The funds approved will be deployed by the governments of the three countries with the support of UN agencies, and they will go toward helping communities in the three countries cope with the socio-economic impact of the crisis and rebuild and strengthen essential health services.
“With this additional financing, the World Bank Group is responding to the critical needs identified by the affected countries to step up their fight against Ebola,” said Mr. Kim. “This deadly outbreak is far from over, and the international community must continue to do everything we can to support these countries until we get to zero cases.”
The grant is part of the nearly US$1 billion previously announced by the Bank for the countries hardest hit by the Ebola crisis.
The grant provides additional financing to the Ebola Emergency Response Project approved by the Bank’s Board on September 16, including US$72 million for Guinea, US$115 million for Liberia and US$98 million for Sierra Leone, the three countries most-affected by Ebola, a World Bank release said.
The announcement brings the total financing approved so far from the World Bank Group’s International Development Association (IDA) Crisis Response Window (CRW) for the Ebola response to US$390 million. The CRW is designed to help low-income IDA countries recover from severe disasters and crises.
In addition, the project will support an increase in diagnostic capacity for Ebola in Guinea, Liberia and Sierra Leone, by addressing logistical constraints and increasing laboratory resources for testing to reduce the time in confirming Ebola cases, the release said.
It will improve and increase storage and distribution of essential supplies, and address specific social issues caused by the Ebola outbreak. The project will also help establish a regional network of public health institutes in West Africa that include disease surveillance and preparedness. This support will be critical to prevent the spread of the Ebola epidemic to neighbouring countries as well as to develop a timely and effective regional pandemic response in the future.
“It is important to create health systems that are resilient and which can respond quickly to this kind of crisis.

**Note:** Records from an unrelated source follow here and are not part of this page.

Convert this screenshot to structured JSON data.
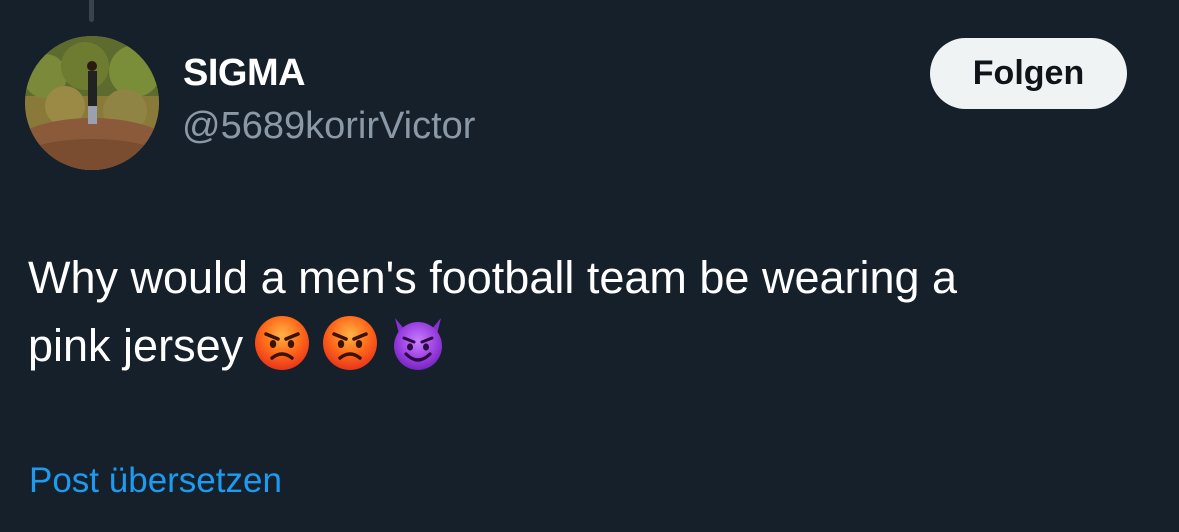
{
  "post": {
    "author": {
      "display_name": "SIGMA",
      "handle": "@5689korirVictor",
      "avatar_icon": "profile-photo"
    },
    "follow_label": "Folgen",
    "text_lines": [
      "Why would a men's football team be wearing a",
      "pink jersey"
    ],
    "emojis": [
      "angry-face-icon",
      "angry-face-icon",
      "smiling-devil-icon"
    ],
    "translate_label": "Post übersetzen"
  },
  "colors": {
    "background": "#15202b",
    "secondary_text": "#8b98a5",
    "link": "#1d9bf0",
    "follow_button_bg": "#eff3f4"
  }
}
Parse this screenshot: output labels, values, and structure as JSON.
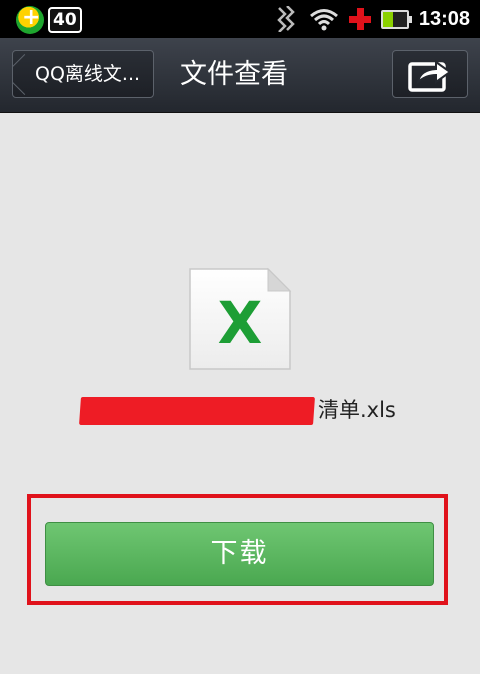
{
  "status_bar": {
    "badge_text": "40",
    "time": "13:08",
    "icons": [
      "app-badge-icon",
      "number-badge-icon",
      "data-signal-icon",
      "wifi-icon",
      "red-cross-icon",
      "battery-icon"
    ]
  },
  "title_bar": {
    "back_label": "QQ离线文...",
    "title": "文件查看",
    "share_icon": "share-icon"
  },
  "file": {
    "icon": "excel-file-icon",
    "icon_letter": "X",
    "name_suffix": "清单.xls",
    "name_redacted": true
  },
  "actions": {
    "download_label": "下载"
  },
  "colors": {
    "title_bar": "#2f333b",
    "background": "#e6e6e6",
    "download_green": "#5cb85f",
    "excel_green": "#1d9e35",
    "highlight_red": "#e0121b"
  }
}
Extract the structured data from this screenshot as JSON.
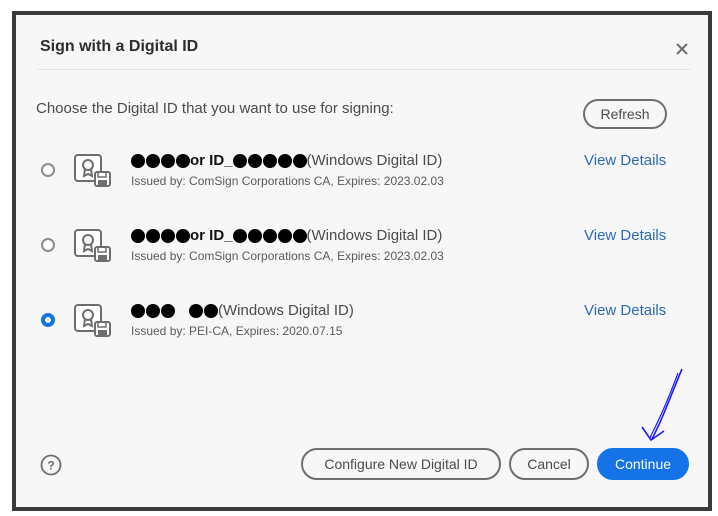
{
  "dialog": {
    "title": "Sign with a Digital ID",
    "close_icon": "close-icon"
  },
  "prompt": "Choose the Digital ID that you want to use for signing:",
  "refresh_label": "Refresh",
  "digital_ids": [
    {
      "selected": false,
      "name_visible_fragment": "or ID_",
      "type": "(Windows Digital ID)",
      "issued": "Issued by: ComSign Corporations CA, Expires: 2023.02.03",
      "view_details": "View Details",
      "icon": "certificate-icon"
    },
    {
      "selected": false,
      "name_visible_fragment": "or ID_",
      "type": "(Windows Digital ID)",
      "issued": "Issued by: ComSign Corporations CA, Expires: 2023.02.03",
      "view_details": "View Details",
      "icon": "certificate-icon"
    },
    {
      "selected": true,
      "name_visible_fragment": "",
      "type": "(Windows Digital ID)",
      "issued": "Issued by: PEI-CA, Expires: 2020.07.15",
      "view_details": "View Details",
      "icon": "certificate-icon"
    }
  ],
  "footer": {
    "help_icon": "help-icon",
    "configure_label": "Configure New Digital ID",
    "cancel_label": "Cancel",
    "continue_label": "Continue"
  },
  "colors": {
    "accent": "#1473e6",
    "link": "#2d6ab5",
    "annotation": "#1a1aff"
  }
}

This means increasing efficiency, providing incentives to doctors and other health workers fighting the disease, and establishing the right kind of facilities so these countries can respond rapidly to the changing situation on the ground,” said Makhtar Diop, the Bank’s vice president for Africa.
“By enabling a surge of trained health workers, strengthening community-based care, triage, and diagnostic capabilities and restarting public health services, this additional support will help Ebola patients well as those suffering from non-Ebola health conditions to get the essential care they need,” said Tim Evans, the Bank’s Senior Director for Health, Nutrition, and Population.
The World Bank Group is mobilizing nearly $1 billion in financing for the countries hardest hit by the Ebola crisis. This includes more than $500 million for the emergency response and at least $450 million from the IFC – a member of the World Bank Group – to enable trade, investment and employment in Guinea, Liberia and Sierra Leone.
A previously released World Bank Group analysis shows that if Ebola continues to surge in the three worst-affected countries and spreads to neighbouring countries, the two-year regional financial impact could reach $32.6 billion by the end of 2015, dealing a potentially catastrophic blow to already fragile states, the Bank said.
According to the World Health Organization, as of November 14, 2014, there have been 14,413 reported cases of Ebola in eight countries—mostly in Guinea, Liberia and Sierra Leone—since the outbreak began, with 5,177 reported deaths.